Le titre de votre dernier chapitre évoque justement la séparation entre centre et périphérie de l’empire que l’on retrouve dans les travaux de Fernand Braudel puis Emmanuel Wallerstein sur l’économie-monde d’une part et de l’autre, Robert Cox et la conception néo-gramscienne des relations internationales. Sont-ce des filiations intellectuelles que vous reconnaissez ?

Absolument. Les fractures entre centre et périphérie me semblent fondamentales pour appréhender les relations internationales, à rebours d’un discours qui voudrait que le monde se soit horizontalisé, que les grandes puissances ou les grands empires aient disparu (que l’on trouve par exemple chez un Bertrand Badie). Cox comme Wallerstein analysent de manière chirurgicale les mécanismes de sujétion d’une partie du monde par rapport à une autre. Chez l’un comme chez l’autre, on trouve une théorie de l’hégémonie qui ne se réduit pas à la domination militaire, et dans laquelle l’usage de la force militaire est même le signe d’une crise. Wallerstein est sensible aux effets de long terme générés par la dépendance économique, tandis que Cox y ajoute une dimension culturelle et institutionnelle. De leur lecture, on ressort avec une vision à la fois marxiste et « réaliste » (même si Cox aurait rejeté ce terme) des relations internationales.

Cette articulation entre un capitalisme tendanciellement impérialiste, protégé par des institutions étatiques, constitue d’ailleurs l’un des grands points aveugles du mouvement écologiste contemporain. Je parle de son versant le plus institutionnel comme le plus radical. Si les partis écologistes européens prennent conscience, depuis l’invasion de l’Ukraine, de la nécessité de penser les relations internationales, ils le font sous un angle néo-conservateur que n’aurait pas renié George W. Bush, avec une dichotomie entre États autoritaires et démocratiques dignes d’un mauvais Western. Une vision marxiste permet de penser cette opposition comme un conflit entre super-puissances capitalistes, dominées par des intérêts fossiles – les États-Unis, pas moins que la Russie, sont un géant du pétrole, du gaz et du charbon !

Chez les écologistes plus radicaux, le problème est différent. Pour des raisons bien compréhensibles, ils considèrent l’État comme l’ennemi à abattre, dont ils ne connaissent que trop le bras répressif et le rôle de gardien des intérêts dominants. Une question demeure : étant entendu que des victoires en matière environnementale sont impensables sans contester le mode de production dominant, au sein duquel on trouve les grandes entreprises internationales, est-il envisageable que celles-ci se laissent dépouiller sans appeler la puissance publique à la rescousse ? Est-il envisageable, quelle que soit l’échelle dont on parle, d’initier une rupture avec le capitalisme néolibéral sans provoquer une réaction coercitive des principaux États qui en sont les gardiens ? Et comment leur résister, si ce n’est… en leur opposant une autre puissance étatique ?

 

Vous mentionnez l’impasse d’une écologie néo-malthusienne, quelle est-elle ? Vous ciblez ici les décroissants ?

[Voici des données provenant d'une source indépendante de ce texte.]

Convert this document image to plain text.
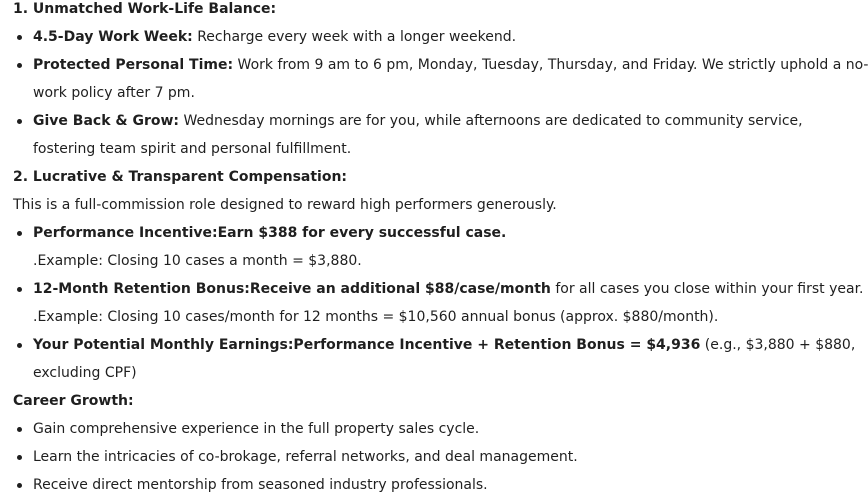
1. Unmatched Work-Life Balance:
4.5-Day Work Week: Recharge every week with a longer weekend.
Protected Personal Time: Work from 9 am to 6 pm, Monday, Tuesday, Thursday, and Friday. We strictly uphold a no-
work policy after 7 pm.
Give Back & Grow: Wednesday mornings are for you, while afternoons are dedicated to community service,
fostering team spirit and personal fulfillment.
2. Lucrative & Transparent Compensation:
This is a full-commission role designed to reward high performers generously.
Performance Incentive:Earn $388 for every successful case.
.Example: Closing 10 cases a month = $3,880.
12-Month Retention Bonus:Receive an additional $88/case/month for all cases you close within your first year.
.Example: Closing 10 cases/month for 12 months = $10,560 annual bonus (approx. $880/month).
Your Potential Monthly Earnings:Performance Incentive + Retention Bonus = $4,936 (e.g., $3,880 + $880,
excluding CPF)
Career Growth:
Gain comprehensive experience in the full property sales cycle.
Learn the intricacies of co-brokage, referral networks, and deal management.
Receive direct mentorship from seasoned industry professionals.
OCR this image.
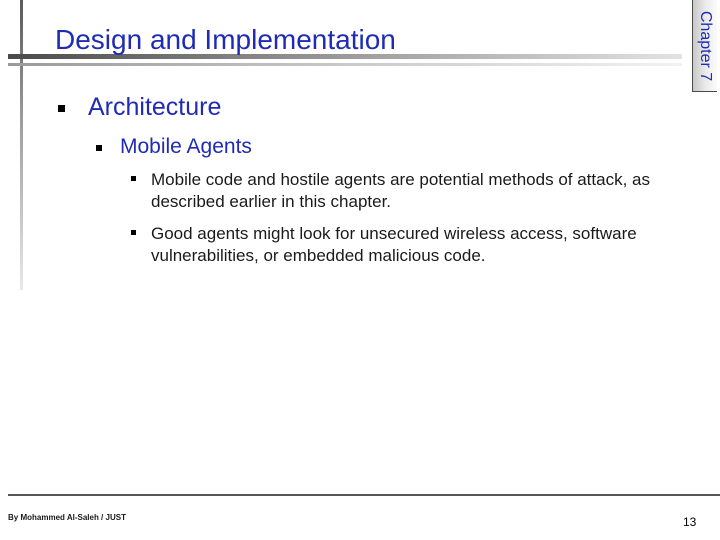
Design and Implementation	Chapter 7

Architecture

Mobile Agents

Mobile code and hostile agents are potential methods of attack, as described earlier in this chapter.

Good agents might look for unsecured wireless access, software vulnerabilities, or embedded malicious code.

By Mohammed Al-Saleh / JUST	13
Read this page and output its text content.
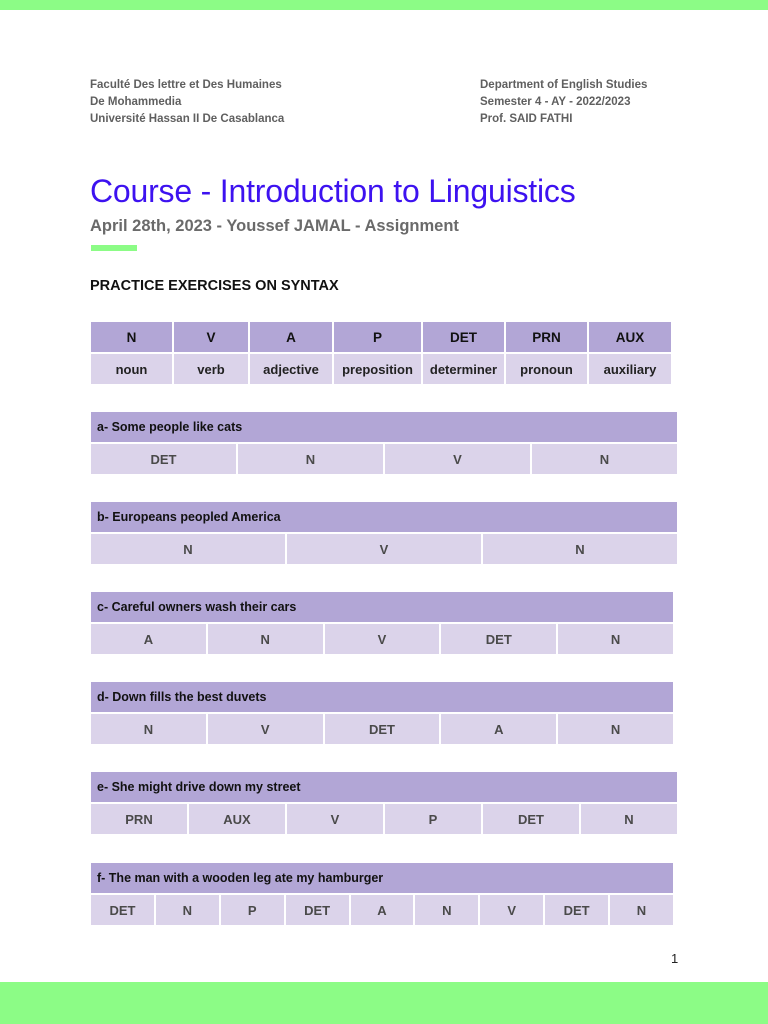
Faculté Des lettre et Des Humaines
De Mohammedia
Université Hassan II De Casablanca
Department of English Studies
Semester 4 - AY - 2022/2023
Prof. SAID FATHI
Course - Introduction to Linguistics
April 28th, 2023 - Youssef JAMAL - Assignment
PRACTICE EXERCISES ON SYNTAX
N	V	A	P	DET	PRN	AUX
noun	verb	adjective	preposition	determiner	pronoun	auxiliary
a- Some people like cats
DET	N	V	N
b- Europeans peopled America
N	V	N
c- Careful owners wash their cars
A	N	V	DET	N
d- Down fills the best duvets
N	V	DET	A	N
e- She might drive down my street
PRN	AUX	V	P	DET	N
f- The man with a wooden leg ate my hamburger
DET	N	P	DET	A	N	V	DET	N
1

Les impensés de l’écologie néo-malthusienne sont effectivement les mêmes que ceux de la plupart des théories décroissantes (j’exclus celle, marxiste, d’André Gorz) : les rapports de production et les antagonismes de classe.

Ils sont liés au fait que l’écologie néo-malthusienne et la plupart des « décroissants » raisonnent implicitement avec le postulat de la souveraineté du consommateur d’une part, sur la base d’une situation de concurrence parfaite de l’autre. Les ressources sont rares et limitées, disent-ils, alors que la voracité du système économique, qui découle d’un insatiable besoin de consommation, est sans limites. Par rapport aux limites (et aux frontières) planétaires, l’humanité se livre donc à une forme de surconsommation. Et les phénomènes contemporains d’inflation et de pénuries semblent conforter cette vision des choses.

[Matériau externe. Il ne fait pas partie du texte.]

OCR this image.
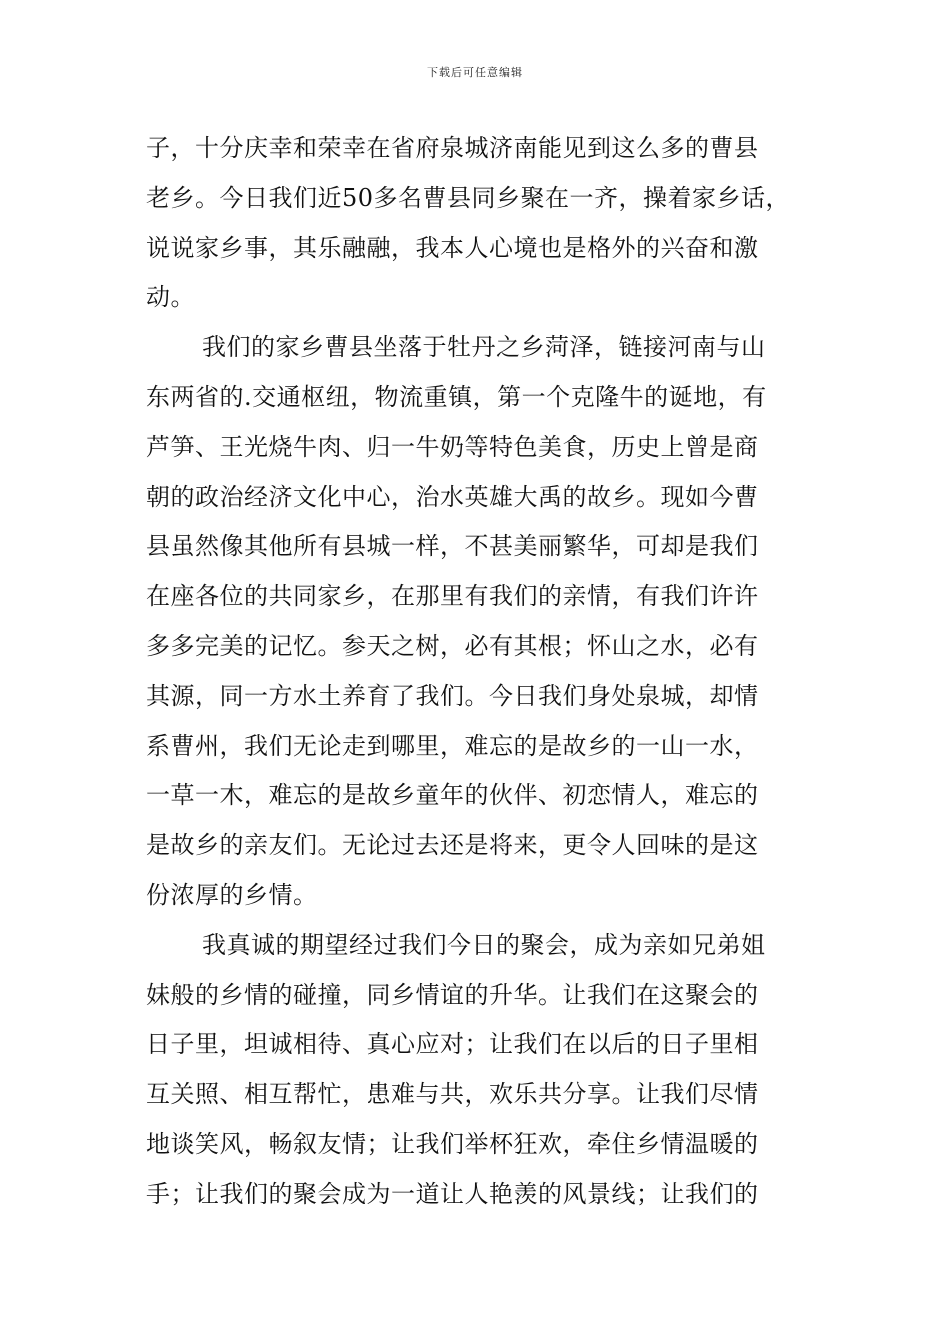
下载后可任意编辑
子，十分庆幸和荣幸在省府泉城济南能见到这么多的曹县
老乡。今日我们近50多名曹县同乡聚在一齐，操着家乡话，
说说家乡事，其乐融融，我本人心境也是格外的兴奋和激
动。
我们的家乡曹县坐落于牡丹之乡菏泽，链接河南与山
东两省的.交通枢纽，物流重镇，第一个克隆牛的诞地，有
芦笋、王光烧牛肉、归一牛奶等特色美食，历史上曾是商
朝的政治经济文化中心，治水英雄大禹的故乡。现如今曹
县虽然像其他所有县城一样，不甚美丽繁华，可却是我们
在座各位的共同家乡，在那里有我们的亲情，有我们许许
多多完美的记忆。参天之树，必有其根；怀山之水，必有
其源，同一方水土养育了我们。今日我们身处泉城，却情
系曹州，我们无论走到哪里，难忘的是故乡的一山一水，
一草一木，难忘的是故乡童年的伙伴、初恋情人，难忘的
是故乡的亲友们。无论过去还是将来，更令人回味的是这
份浓厚的乡情。
我真诚的期望经过我们今日的聚会，成为亲如兄弟姐
妹般的乡情的碰撞，同乡情谊的升华。让我们在这聚会的
日子里，坦诚相待、真心应对；让我们在以后的日子里相
互关照、相互帮忙，患难与共，欢乐共分享。让我们尽情
地谈笑风，畅叙友情；让我们举杯狂欢，牵住乡情温暖的
手；让我们的聚会成为一道让人艳羡的风景线；让我们的
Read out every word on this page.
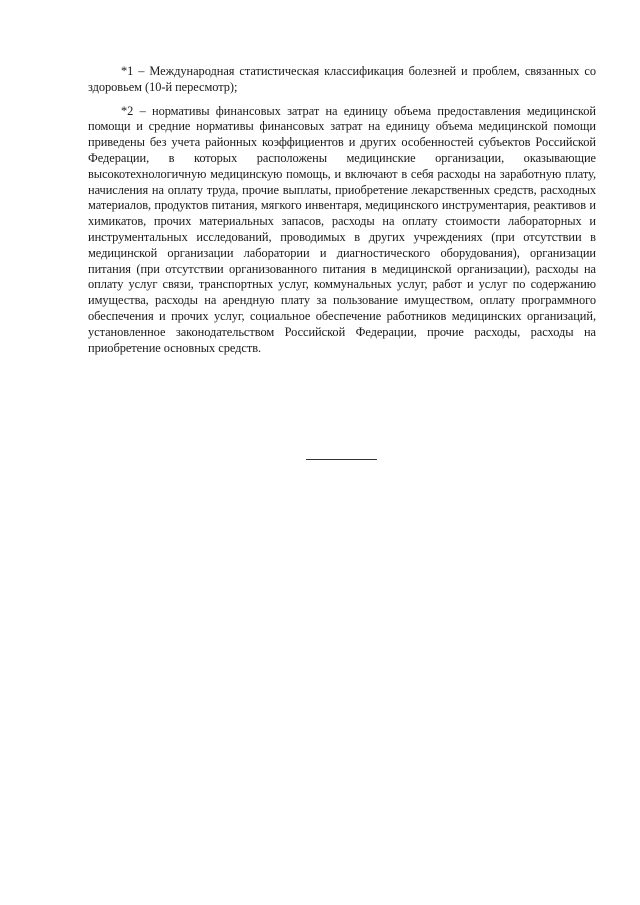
*1 – Международная статистическая классификация болезней и проблем, связанных со здоровьем (10-й пересмотр);

*2 – нормативы финансовых затрат на единицу объема предоставления медицинской помощи и средние нормативы финансовых затрат на единицу объема медицинской помощи приведены без учета районных коэффициентов и других особенностей субъектов Российской Федерации, в которых расположены медицинские организации, оказывающие высокотехнологичную медицинскую помощь, и включают в себя расходы на заработную плату, начисления на оплату труда, прочие выплаты, приобретение лекарственных средств, расходных материалов, продуктов питания, мягкого инвентаря, медицинского инструментария, реактивов и химикатов, прочих материальных запасов, расходы на оплату стоимости лабораторных и инструментальных исследований, проводимых в других учреждениях (при отсутствии в медицинской организации лаборатории и диагностического оборудования), организации питания (при отсутствии организованного питания в медицинской организации), расходы на оплату услуг связи, транспортных услуг, коммунальных услуг, работ и услуг по содержанию имущества, расходы на арендную плату за пользование имуществом, оплату программного обеспечения и прочих услуг, социальное обеспечение работников медицинских организаций, установленное законодательством Российской Федерации, прочие расходы, расходы на приобретение основных средств.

Il faut adopter une posture critique à l’égard de ces postulats. S’il est indéniable que l’on pille les ressources planétaires à un rythme alarmant d’un point de vue géologique, il n’en va pas de même d’un point de vue socio-économique. Dans le premier cas, on observe à l’évidence une forme de surconsommation ; dans le second cas, une forme de sous-consommation (on a d’ailleurs qualifié d' »économistes de la sous-consommation » des penseurs aussi divers que Veblen, Keynes et Marx). Les ressources et les biens sont en effet mis à la disposition des consommateurs trop lentement par rapport à ce que les structures économiques permettraient si elles étaient différentes.

Pourquoi ? Il y a de multiples raisons à cette sous-consommation. Si l’on prend un point de vue veblénien, elle découle du pouvoir de marché des entreprises dominantes, qui restreignent la production pour faire monter les prix. En ce sens, notre système est caractérisé par un degré élevé de « sabotage ». Si l’on prend un point de vue inspiré de Keynes ou de Marx, la sous-consommation découle d’une faible demande, elle-même produit de bas salaires.

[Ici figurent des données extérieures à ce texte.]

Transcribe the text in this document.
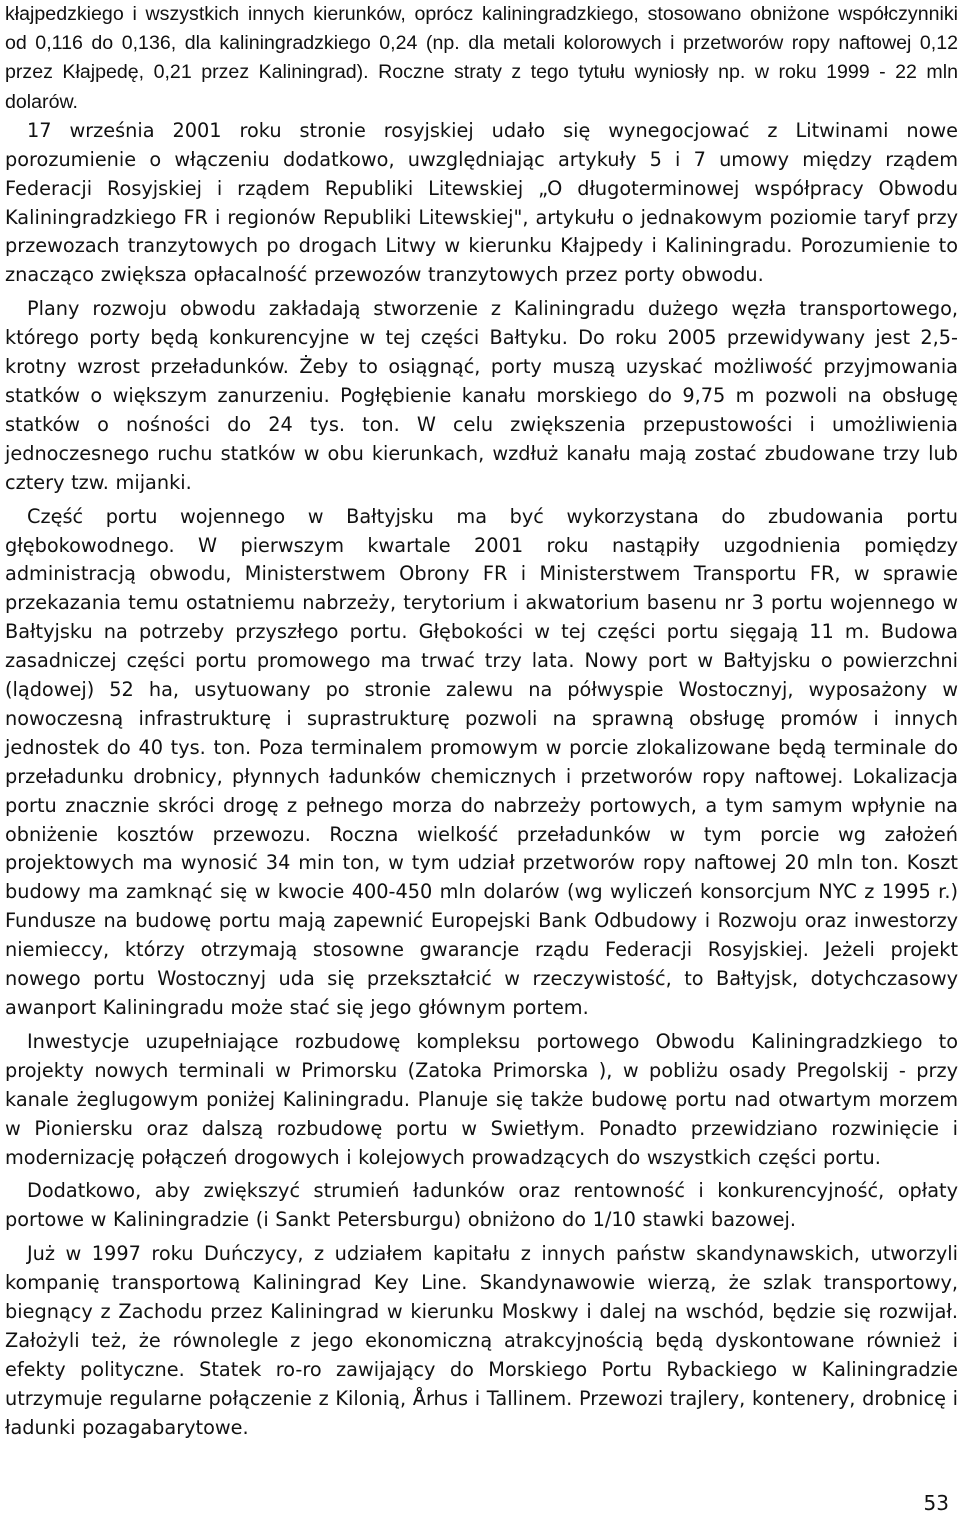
kłajpedzkiego i wszystkich innych kierunków, oprócz kaliningradzkiego, stosowano obniżone współczynniki od 0,116 do 0,136, dla kaliningradzkiego 0,24 (np. dla metali kolorowych i przetworów ropy naftowej 0,12 przez Kłajpedę, 0,21 przez Kaliningrad). Roczne straty z tego tytułu wyniosły np. w roku 1999 - 22 mln dolarów.

17 września 2001 roku stronie rosyjskiej udało się wynegocjować z Litwinami nowe porozumienie o włączeniu dodatkowo, uwzględniając artykuły 5 i 7 umowy między rządem Federacji Rosyjskiej i rządem Republiki Litewskiej „O długoterminowej współpracy Obwodu Kaliningradzkiego FR i regionów Republiki Litewskiej", artykułu o jednakowym poziomie taryf przy przewozach tranzytowych po drogach Litwy w kierunku Kłajpedy i Kaliningradu. Porozumienie to znacząco zwiększa opłacalność przewozów tranzytowych przez porty obwodu.

Plany rozwoju obwodu zakładają stworzenie z Kaliningradu dużego węzła transportowego, którego porty będą konkurencyjne w tej części Bałtyku. Do roku 2005 przewidywany jest 2,5-krotny wzrost przeładunków. Żeby to osiągnąć, porty muszą uzyskać możliwość przyjmowania statków o większym zanurzeniu. Pogłębienie kanału morskiego do 9,75 m pozwoli na obsługę statków o nośności do 24 tys. ton. W celu zwiększenia przepustowości i umożliwienia jednoczesnego ruchu statków w obu kierunkach, wzdłuż kanału mają zostać zbudowane trzy lub cztery tzw. mijanki.

Część portu wojennego w Bałtyjsku ma być wykorzystana do zbudowania portu głębokowodnego. W pierwszym kwartale 2001 roku nastąpiły uzgodnienia pomiędzy administracją obwodu, Ministerstwem Obrony FR i Ministerstwem Transportu FR, w sprawie przekazania temu ostatniemu nabrzeży, terytorium i akwatorium basenu nr 3 portu wojennego w Bałtyjsku na potrzeby przyszłego portu. Głębokości w tej części portu sięgają 11 m. Budowa zasadniczej części portu promowego ma trwać trzy lata. Nowy port w Bałtyjsku o powierzchni (lądowej) 52 ha, usytuowany po stronie zalewu na półwyspie Wostocznyj, wyposażony w nowoczesną infrastrukturę i suprastrukturę pozwoli na sprawną obsługę promów i innych jednostek do 40 tys. ton. Poza terminalem promowym w porcie zlokalizowane będą terminale do przeładunku drobnicy, płynnych ładunków chemicznych i przetworów ropy naftowej. Lokalizacja portu znacznie skróci drogę z pełnego morza do nabrzeży portowych, a tym samym wpłynie na obniżenie kosztów przewozu. Roczna wielkość przeładunków w tym porcie wg założeń projektowych ma wynosić 34 min ton, w tym udział przetworów ropy naftowej 20 mln ton. Koszt budowy ma zamknąć się w kwocie 400-450 mln dolarów (wg wyliczeń konsorcjum NYC z 1995 r.) Fundusze na budowę portu mają zapewnić Europejski Bank Odbudowy i Rozwoju oraz inwestorzy niemieccy, którzy otrzymają stosowne gwarancje rządu Federacji Rosyjskiej. Jeżeli projekt nowego portu Wostocznyj uda się przekształcić w rzeczywistość, to Bałtyjsk, dotychczasowy awanport Kaliningradu może stać się jego głównym portem.

Inwestycje uzupełniające rozbudowę kompleksu portowego Obwodu Kaliningradzkiego to projekty nowych terminali w Primorsku (Zatoka Primorska ), w pobliżu osady Pregolskij - przy kanale żeglugowym poniżej Kaliningradu. Planuje się także budowę portu nad otwartym morzem w Pioniersku oraz dalszą rozbudowę portu w Swietłym. Ponadto przewidziano rozwinięcie i modernizację połączeń drogowych i kolejowych prowadzących do wszystkich części portu.

Dodatkowo, aby zwiększyć strumień ładunków oraz rentowność i konkurencyjność, opłaty portowe w Kaliningradzie (i Sankt Petersburgu) obniżono do 1/10 stawki bazowej.

Już w 1997 roku Duńczycy, z udziałem kapitału z innych państw skandynawskich, utworzyli kompanię transportową Kaliningrad Key Line. Skandynawowie wierzą, że szlak transportowy, biegnący z Zachodu przez Kaliningrad w kierunku Moskwy i dalej na wschód, będzie się rozwijał. Założyli też, że równolegle z jego ekonomiczną atrakcyjnością będą dyskontowane również i efekty polityczne. Statek ro-ro zawijający do Morskiego Portu Rybackiego w Kaliningradzie utrzymuje regularne połączenie z Kilonią, Århus i Tallinem. Przewozi trajlery, kontenery, drobnicę i ładunki pozagabarytowe.

53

Les postulats néo-malthusiens s’effondrent : il n’y a pas de souveraineté du consommateur, le système productif n’est pas captif d’une insatiable demande – au contraire, il la restreint par de bas salaires. Il n’y a pas de concurrence pure et parfaite : les entreprises ne cherchent pas systématiquement à maximiser leur production pour satisfaire la demande, mais peuvent la restreindre pour causer une hausse des prix.

            Corollaire de la vision du monde des néo-malthusiens et de la plupart des « décroissant » : ils considèrent que le système économique et l’ensemble de ses agents tendent vers la croissance. Et on ne compte pas les dénonciations de la « croissance » au sein de l’écologie institutionnelle ou radicale, qui percolent beaucoup à gauche. Cette posture neutralise les critiques du capitalisme comme régime qui tend structurellement vers une croissance atone. Elle empêche de penser la question de la croissance en termes de rapports de pouvoir. Et pourtant, la croissance est un enjeu de pouvoir.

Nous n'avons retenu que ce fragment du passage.